Nathan: I'm trying to anticipate your job-conf.clj solution: do you have
any (firm enough)
specs for it yet? (eg. the format of job-conf.clj, or where you'll look
for it?) I'm currently
looking for ~/.job-conf.clj and ${CWD}/job-conf.clj, and then letting the
latter override the
former (and both override some site-specific defaults to workaround the
kerberos issue).
And I'm just putting a naked hash-map into job-conf.clj. If you can
recommend any change
that is more likely to make this compatible with whatever finally launches
in cascalog, that
would be very useful :) Here's my (probably very
inefficient/non-idiomatic!) code (below).
Thanks again!
Mike
;; Define some necessary default job conf properties.
(def ^{:private true} default-job-conf
{"hadoop.tmp.dir" "/tmp"
"mapreduce.job.complete.cancel.delegation.tokens" false
;; Read any additional properties from user's CWD ("./job-conf.clj")
;; and user's homedir ("~/.job-conf.clj").

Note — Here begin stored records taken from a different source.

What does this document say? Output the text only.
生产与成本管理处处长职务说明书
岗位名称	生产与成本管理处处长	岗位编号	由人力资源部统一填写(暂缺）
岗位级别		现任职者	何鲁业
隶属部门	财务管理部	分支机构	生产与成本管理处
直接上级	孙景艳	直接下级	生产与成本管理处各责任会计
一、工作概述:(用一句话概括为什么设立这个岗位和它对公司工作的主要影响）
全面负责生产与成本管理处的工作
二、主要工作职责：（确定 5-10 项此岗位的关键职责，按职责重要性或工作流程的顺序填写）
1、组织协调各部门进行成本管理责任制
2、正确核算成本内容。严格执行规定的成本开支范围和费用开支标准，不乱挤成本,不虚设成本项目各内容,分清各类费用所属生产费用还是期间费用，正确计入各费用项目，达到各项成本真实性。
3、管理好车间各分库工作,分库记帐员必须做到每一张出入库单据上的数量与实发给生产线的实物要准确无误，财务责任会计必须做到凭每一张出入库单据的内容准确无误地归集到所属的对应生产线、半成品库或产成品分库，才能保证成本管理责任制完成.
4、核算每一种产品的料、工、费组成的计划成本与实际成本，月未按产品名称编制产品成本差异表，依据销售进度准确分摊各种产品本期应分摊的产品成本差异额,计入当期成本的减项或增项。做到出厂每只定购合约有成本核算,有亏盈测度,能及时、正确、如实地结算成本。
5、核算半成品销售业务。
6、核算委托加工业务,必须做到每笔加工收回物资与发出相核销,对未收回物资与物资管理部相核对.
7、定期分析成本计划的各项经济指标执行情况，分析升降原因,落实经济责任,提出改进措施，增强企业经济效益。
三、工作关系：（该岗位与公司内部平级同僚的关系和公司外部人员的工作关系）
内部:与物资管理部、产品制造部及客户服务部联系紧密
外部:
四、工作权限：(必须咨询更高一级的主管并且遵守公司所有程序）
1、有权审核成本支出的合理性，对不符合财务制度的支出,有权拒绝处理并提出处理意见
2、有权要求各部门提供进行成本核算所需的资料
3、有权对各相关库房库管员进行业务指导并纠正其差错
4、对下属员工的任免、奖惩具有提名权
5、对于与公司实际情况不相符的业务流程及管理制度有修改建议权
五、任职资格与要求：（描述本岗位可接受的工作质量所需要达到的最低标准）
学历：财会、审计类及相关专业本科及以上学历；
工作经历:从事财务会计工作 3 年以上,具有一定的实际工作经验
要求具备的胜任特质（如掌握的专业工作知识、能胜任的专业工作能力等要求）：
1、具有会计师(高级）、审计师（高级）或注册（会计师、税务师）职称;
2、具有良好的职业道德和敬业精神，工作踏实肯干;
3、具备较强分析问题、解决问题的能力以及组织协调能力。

(defn ^{:private true} read-job-conf [path]
(binding [*read-eval* false]
(try
(with-open [r (io/reader path)]
(read (PushbackReader. r)))
(catch java.io.FileNotFoundException e))))
(defn ^{:private true} system-property [family prop]
(System/getProperty (str family "." prop)))
(defn ^{:private true} user-property [prop]
(system-property "user" prop))
(def ^{:private true} home-job-conf
(read-job-conf (str (user-property "home") "/.job-conf.clj")))
(def ^{:private true} cwd-job-conf
(read-job-conf "job-conf.clj"))
;; Merge the default and user job conf properties: the CWD properties
;; override the homedir properties, and both override the defaults.
(def ^{:private true} final-job-conf
(conj default-job-conf home-job-conf cwd-job-conf))
;; Re-bind the (empty) *JOB-CONF* hash to the new defaults. These
;; defaults will be automatically included within any subsequent call
;; to (with-job-conf).
(alter-var-root (var r/*JOB-CONF*) (constantly final-job-conf))